Filmes e peças ︎◆ J. K. Rowling

Rowling escreve artigo sobre sua relação com Steve Kloves

A nossa querida autora J.K. Rowling escreveu um artigo para a coluna “Written By” da edição de abril/maio deste ano da revista Writers Guild. Em seu texto, Jo conta como conheceu Steve Kloves, o roteirista das películas de Harry Potter, e detalha sua colaboração nos filmes e sua relação com Kloves, que perdura até hoje.

Primeiro, Steve virou para mim enquanto pedíamos a comida e disse baixinho, “Você sabe quem é meu personagem preferido?”. Eu olhei pra ele, que era ruivo, e pensei: “Você vai dizer Rony. Por favor, por favor, não diga que o Ron-Ron é muito fácil de amar”. E ele disse: “Hermione”. Neste ponto, por baixo do meu exterior reservado, suspeito, eu simplesmente derreti, porque se era a Hermione, ele entendeu os livros. Ele também, em grande âmbito, me entendeu.

Confiram a tradução completa do artigo na extensão!

JK ROWLING
Quando Steve conheceu Jo

Writers Guild ~ J.K. Rowling
Edição de Abril/Maio de 2011
Tradução: Bruna Thalenberg, Otávio Bergamini e Marina Anderi

A criadora de Harry Potter relembra sua colaboração com Steve Kloves

Eu fui mantida informada sobre as pessoas que estavam na corrida para adaptar o roteiro, mas não era uma escolha minha. Eu ouvi que a Warner estava interessada no Steve Kloves fazer algo para eles e estavam procurando por um projeto que o interessasse. Eu acredito que mostraram a ele algumas coisas. Ele disse que Harry Potter era o único que o interessou; Eu não acho que ele estava apenas sendo simpático.
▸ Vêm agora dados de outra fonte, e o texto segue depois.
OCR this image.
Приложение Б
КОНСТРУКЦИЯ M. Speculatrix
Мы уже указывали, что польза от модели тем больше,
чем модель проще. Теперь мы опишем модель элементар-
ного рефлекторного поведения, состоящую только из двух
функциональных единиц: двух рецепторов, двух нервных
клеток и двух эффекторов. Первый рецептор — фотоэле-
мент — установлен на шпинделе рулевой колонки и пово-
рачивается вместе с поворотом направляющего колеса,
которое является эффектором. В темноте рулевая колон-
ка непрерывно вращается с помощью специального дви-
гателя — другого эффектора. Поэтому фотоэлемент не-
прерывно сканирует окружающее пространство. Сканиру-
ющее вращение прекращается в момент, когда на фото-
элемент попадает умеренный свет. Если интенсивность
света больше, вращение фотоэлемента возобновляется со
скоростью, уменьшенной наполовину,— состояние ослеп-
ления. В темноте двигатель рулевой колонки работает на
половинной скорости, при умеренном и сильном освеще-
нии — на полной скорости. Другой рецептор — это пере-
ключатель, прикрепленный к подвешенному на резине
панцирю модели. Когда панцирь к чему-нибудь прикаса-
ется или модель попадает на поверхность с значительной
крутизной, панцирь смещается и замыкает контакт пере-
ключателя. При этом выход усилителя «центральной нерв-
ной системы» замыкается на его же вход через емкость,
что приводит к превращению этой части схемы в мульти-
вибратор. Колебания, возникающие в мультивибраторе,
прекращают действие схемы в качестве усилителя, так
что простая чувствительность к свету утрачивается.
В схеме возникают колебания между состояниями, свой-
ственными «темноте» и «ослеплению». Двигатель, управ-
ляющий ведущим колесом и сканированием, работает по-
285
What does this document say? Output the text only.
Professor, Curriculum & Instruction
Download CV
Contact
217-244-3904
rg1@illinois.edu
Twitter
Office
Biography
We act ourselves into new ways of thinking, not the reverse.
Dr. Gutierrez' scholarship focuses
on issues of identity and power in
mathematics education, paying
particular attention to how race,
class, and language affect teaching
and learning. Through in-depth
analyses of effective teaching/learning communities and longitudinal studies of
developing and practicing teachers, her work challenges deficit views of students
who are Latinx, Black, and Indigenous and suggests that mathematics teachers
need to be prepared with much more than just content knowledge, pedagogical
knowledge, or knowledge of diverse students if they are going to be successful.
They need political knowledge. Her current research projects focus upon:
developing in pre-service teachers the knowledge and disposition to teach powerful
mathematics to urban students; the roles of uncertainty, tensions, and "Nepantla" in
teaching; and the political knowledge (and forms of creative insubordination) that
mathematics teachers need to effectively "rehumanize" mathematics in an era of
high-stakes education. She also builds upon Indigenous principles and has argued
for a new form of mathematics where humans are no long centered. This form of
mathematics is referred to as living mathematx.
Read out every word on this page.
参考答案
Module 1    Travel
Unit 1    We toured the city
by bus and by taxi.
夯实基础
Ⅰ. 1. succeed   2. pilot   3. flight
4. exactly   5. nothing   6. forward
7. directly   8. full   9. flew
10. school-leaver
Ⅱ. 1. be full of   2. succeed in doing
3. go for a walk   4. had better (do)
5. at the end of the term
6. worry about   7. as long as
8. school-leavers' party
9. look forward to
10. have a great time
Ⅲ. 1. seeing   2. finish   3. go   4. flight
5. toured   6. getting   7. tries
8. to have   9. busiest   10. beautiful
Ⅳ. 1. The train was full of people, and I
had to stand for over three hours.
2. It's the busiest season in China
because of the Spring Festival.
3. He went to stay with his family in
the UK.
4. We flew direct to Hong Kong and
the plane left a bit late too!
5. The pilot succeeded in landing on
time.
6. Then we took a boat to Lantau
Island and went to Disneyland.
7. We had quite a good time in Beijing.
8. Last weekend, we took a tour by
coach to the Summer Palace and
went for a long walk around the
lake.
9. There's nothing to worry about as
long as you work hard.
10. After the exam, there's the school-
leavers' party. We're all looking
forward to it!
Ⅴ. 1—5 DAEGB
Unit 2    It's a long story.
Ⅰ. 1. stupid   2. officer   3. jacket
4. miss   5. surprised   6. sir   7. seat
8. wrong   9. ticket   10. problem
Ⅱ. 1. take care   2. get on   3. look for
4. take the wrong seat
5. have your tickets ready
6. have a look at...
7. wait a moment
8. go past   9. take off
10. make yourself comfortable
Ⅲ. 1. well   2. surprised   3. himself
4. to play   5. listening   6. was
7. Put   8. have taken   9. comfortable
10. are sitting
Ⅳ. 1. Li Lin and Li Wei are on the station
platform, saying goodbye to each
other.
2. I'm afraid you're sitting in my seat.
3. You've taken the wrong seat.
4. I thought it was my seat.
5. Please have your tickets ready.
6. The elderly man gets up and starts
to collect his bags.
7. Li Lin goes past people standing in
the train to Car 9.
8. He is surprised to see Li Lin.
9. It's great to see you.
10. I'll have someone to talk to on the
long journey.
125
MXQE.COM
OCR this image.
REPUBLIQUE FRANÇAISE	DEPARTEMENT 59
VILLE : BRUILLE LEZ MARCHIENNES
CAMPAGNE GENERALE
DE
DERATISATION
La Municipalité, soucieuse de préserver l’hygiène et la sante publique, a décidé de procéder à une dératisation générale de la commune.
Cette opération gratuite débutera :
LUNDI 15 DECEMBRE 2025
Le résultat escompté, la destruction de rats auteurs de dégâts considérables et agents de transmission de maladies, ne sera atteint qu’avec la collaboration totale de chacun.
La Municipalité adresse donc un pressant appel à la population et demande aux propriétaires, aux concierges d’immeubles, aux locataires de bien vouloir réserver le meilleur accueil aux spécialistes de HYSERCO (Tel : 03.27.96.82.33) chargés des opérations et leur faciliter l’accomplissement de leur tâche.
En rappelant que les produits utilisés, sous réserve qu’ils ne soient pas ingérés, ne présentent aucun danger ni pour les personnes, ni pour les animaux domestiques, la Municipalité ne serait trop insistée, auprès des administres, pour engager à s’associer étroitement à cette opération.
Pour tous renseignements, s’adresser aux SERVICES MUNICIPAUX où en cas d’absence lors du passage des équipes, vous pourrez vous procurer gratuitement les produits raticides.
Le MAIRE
Eu sabia que ele tinha escrito e dirigido Susie e os Baker Boys, que foi um chamativo, pois eu havia amado aquele filme e tudo sobre ele. De qualquer jeito, eu estava muito nervosa antes de conhecê-lo. Ele iria dar a luz ao meu bebê. Ele era um escritor de cinema renomado, o que era bastante intimidador. Ele também era norte-americano, e nós iríamos nos conhecer logo depois de uma análise do primeiro livro do Harry sair no (eu acho) New Yorker, que disse que não era provável que a linguagem britânica fosse traduzida para uma audiência americana. Você precisa lembrar que a minha primeira reunião na Warner Bros. não tomou lugar contra um pano de fundo de um enorme sucesso dos livros nos Estados Unidos. Embora os livros já fossem muito populares no Reino Unido, ainda estava no começo nos Estados Unidos, e eu, portanto, não tinha maneiras reais de sustentar minha opinião de que os fãs americanos do livro prefeririam não ter Hagrid “traduzido” para as telonas, por exemplo.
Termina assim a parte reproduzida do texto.